Con
esta breve historia quisiera denunciar el maltrato psíquico que algunos hombres
sufren a manos de sus mujeres. La inmensa mayoría de ellos no se atreven a
levantar la voz y a denunciar sus casos, por miedo a que la sociedad no sólo no
les comprenda, sino que incluso los señale con el dedo de lo políticamente
incorrecto, por no hablar del posible riesgo de verse sometidos a una autentica
lapidación social por determinados sectores de la opinión pública, afines al
anacrónico y desenfocado feminismo de la igualdad que impera en nuestro país, a
los que les costaría mucho creerse la veracidad de sus desgraciados testimonios.

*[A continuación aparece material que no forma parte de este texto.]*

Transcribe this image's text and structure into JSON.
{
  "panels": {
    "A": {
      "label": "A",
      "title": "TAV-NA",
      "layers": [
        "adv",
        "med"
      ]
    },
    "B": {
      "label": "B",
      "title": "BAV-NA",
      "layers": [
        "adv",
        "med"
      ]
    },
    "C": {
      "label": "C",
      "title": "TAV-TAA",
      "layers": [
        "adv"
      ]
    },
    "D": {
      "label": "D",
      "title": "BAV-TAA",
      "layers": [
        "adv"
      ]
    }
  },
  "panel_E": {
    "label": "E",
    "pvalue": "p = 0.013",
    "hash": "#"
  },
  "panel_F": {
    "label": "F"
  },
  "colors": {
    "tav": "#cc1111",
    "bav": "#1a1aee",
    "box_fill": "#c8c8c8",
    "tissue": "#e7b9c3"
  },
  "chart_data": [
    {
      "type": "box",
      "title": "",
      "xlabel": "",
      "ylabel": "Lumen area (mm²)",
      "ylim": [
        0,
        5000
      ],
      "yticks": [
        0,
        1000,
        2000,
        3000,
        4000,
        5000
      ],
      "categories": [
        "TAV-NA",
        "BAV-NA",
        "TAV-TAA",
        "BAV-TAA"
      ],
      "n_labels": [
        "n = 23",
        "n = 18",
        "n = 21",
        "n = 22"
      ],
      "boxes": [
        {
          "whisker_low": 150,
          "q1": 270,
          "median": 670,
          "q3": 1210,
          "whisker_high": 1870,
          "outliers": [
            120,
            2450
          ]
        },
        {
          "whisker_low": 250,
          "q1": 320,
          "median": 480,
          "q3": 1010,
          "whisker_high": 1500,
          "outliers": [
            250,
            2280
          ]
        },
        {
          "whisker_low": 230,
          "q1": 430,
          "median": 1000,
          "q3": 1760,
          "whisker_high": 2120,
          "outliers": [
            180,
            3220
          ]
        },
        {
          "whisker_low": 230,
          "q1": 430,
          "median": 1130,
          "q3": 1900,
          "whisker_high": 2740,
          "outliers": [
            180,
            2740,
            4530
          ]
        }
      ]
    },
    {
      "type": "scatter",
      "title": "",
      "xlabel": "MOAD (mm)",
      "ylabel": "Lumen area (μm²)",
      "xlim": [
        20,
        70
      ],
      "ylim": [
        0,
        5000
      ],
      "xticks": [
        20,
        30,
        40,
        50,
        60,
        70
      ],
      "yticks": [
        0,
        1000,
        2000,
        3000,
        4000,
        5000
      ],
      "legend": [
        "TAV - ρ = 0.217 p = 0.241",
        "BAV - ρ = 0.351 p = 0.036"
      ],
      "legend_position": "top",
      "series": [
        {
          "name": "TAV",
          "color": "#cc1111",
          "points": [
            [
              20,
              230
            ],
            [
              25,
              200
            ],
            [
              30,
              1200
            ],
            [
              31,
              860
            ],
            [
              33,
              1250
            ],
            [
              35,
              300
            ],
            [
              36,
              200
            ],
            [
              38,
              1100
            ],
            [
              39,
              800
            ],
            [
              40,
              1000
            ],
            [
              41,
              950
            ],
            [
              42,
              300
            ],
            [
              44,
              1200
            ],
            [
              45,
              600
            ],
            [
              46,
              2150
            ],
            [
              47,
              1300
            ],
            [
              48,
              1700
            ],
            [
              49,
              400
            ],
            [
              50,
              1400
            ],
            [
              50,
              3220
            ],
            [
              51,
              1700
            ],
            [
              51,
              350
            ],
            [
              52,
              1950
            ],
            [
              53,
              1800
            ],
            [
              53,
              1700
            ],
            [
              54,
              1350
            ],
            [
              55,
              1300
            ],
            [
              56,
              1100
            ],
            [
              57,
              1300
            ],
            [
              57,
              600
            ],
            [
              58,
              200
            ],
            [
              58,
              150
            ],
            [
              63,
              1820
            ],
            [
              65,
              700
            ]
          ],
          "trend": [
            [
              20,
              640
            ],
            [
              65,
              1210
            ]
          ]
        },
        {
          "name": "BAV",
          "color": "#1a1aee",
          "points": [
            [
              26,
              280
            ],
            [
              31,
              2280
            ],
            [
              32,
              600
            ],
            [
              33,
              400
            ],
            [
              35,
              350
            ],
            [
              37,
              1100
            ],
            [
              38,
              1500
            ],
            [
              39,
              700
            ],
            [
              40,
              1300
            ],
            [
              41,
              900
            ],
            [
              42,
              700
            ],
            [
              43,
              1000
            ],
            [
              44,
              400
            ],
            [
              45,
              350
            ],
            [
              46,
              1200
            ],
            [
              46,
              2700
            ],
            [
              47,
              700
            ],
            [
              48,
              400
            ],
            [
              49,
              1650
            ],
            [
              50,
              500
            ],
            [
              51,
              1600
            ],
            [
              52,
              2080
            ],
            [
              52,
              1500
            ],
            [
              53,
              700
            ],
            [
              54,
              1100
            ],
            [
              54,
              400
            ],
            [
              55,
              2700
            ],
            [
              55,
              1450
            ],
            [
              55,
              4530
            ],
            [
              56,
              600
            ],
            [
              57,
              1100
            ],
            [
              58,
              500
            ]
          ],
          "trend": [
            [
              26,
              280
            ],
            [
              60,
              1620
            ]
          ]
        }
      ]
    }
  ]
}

Este es el triste final de dos personas que una vez se amaron, Diego y Eva.
Diego
y Eva son un joven matrimonio de treintañeros malagueños que vive en un modesto
piso alquilado de dos habitaciones en el centro de la capital malagueña.
Diego
es un atractivo y frustrado comercial de una compañía de seguros enamorado
hasta la médula de su mujer, desde el día que la conoció por casualidad en un
bar de copas del Centro Histórico de Málaga. Gran persona, tiene una concepción
del amor totalmente equivocada, ya que lo que siente por ella le ciega y le
imposibilita ver las continuas humillaciones y faltas de respeto a las que ella
le somete, sin darse cuenta que, con esa actitud permisiva lo que hace es
pisotearse su dignidad y faltarse al respeto una vez tras otra. Para él todo
tiene justificación y nunca culpa a su mujer de los excesos verbales que ella
tiene para con él. La ansiedad y el estrés que sufre a veces por su trabajo le
hacen tener trastornos alimenticios que le llevan a padecer exceso de peso, y
que lo afean ante los crueles ojos de su señora. Diego es un dependiente
emocional en toda regla. Habría que recordarle a Eva que la belleza está,
precisamente en los ojos de quién la mira.
Eva
es una guapa monitora de fitness, de aspecto físico espectacular para los
cánones de belleza que mandan sobre los gustos, mayoritariamente heterosexuales
y por tanto, masculinos, de principios de siglo XXI. Imaginen a cualquier mujer,
de cualquier portada, de cualquier revista masculina de actualidad, y tendrán
el prototipo de Eva.
Fría,
calculadora y manipuladora como pocas en su género, es al mismo tiempo
soberbia, orgullosa, egoísta y materialista. Todo lo contrario de lo que un
buen hombre merecería en su vida. Para ella el amor se mide en euros, y no hay
nada más importante en su insulsa existencia que el maldito parné. Hace tiempo
que dejó de querer a su marido, y tampoco podría decirse que le tenga cariño.
Más bien siente por él desprecio, y en ocasiones hasta le odia porque pensó,
cuando hicieron planes de vida en común, que iban a correr distinta suerte
económica. Si hubiera sabido que a menudo tendrían dificultades para llegar a
fin de mes, ni en su peor pesadilla se habría casado con él. De hecho, ni se
habría tomado aquel primer café en una famosa terraza de Puerto Marina…
Este es el prólogo del relato con el que me presento al I Concurso de Relato Breve del Ayuntamiento de Rincón de la Victoria.
Quisiera dedicar esta pequeña obra a todas las personas que alguna vez se emocionaron al leer un escrito de Antonio Briceño. Para todos vosotros, con todo el amor del mundo.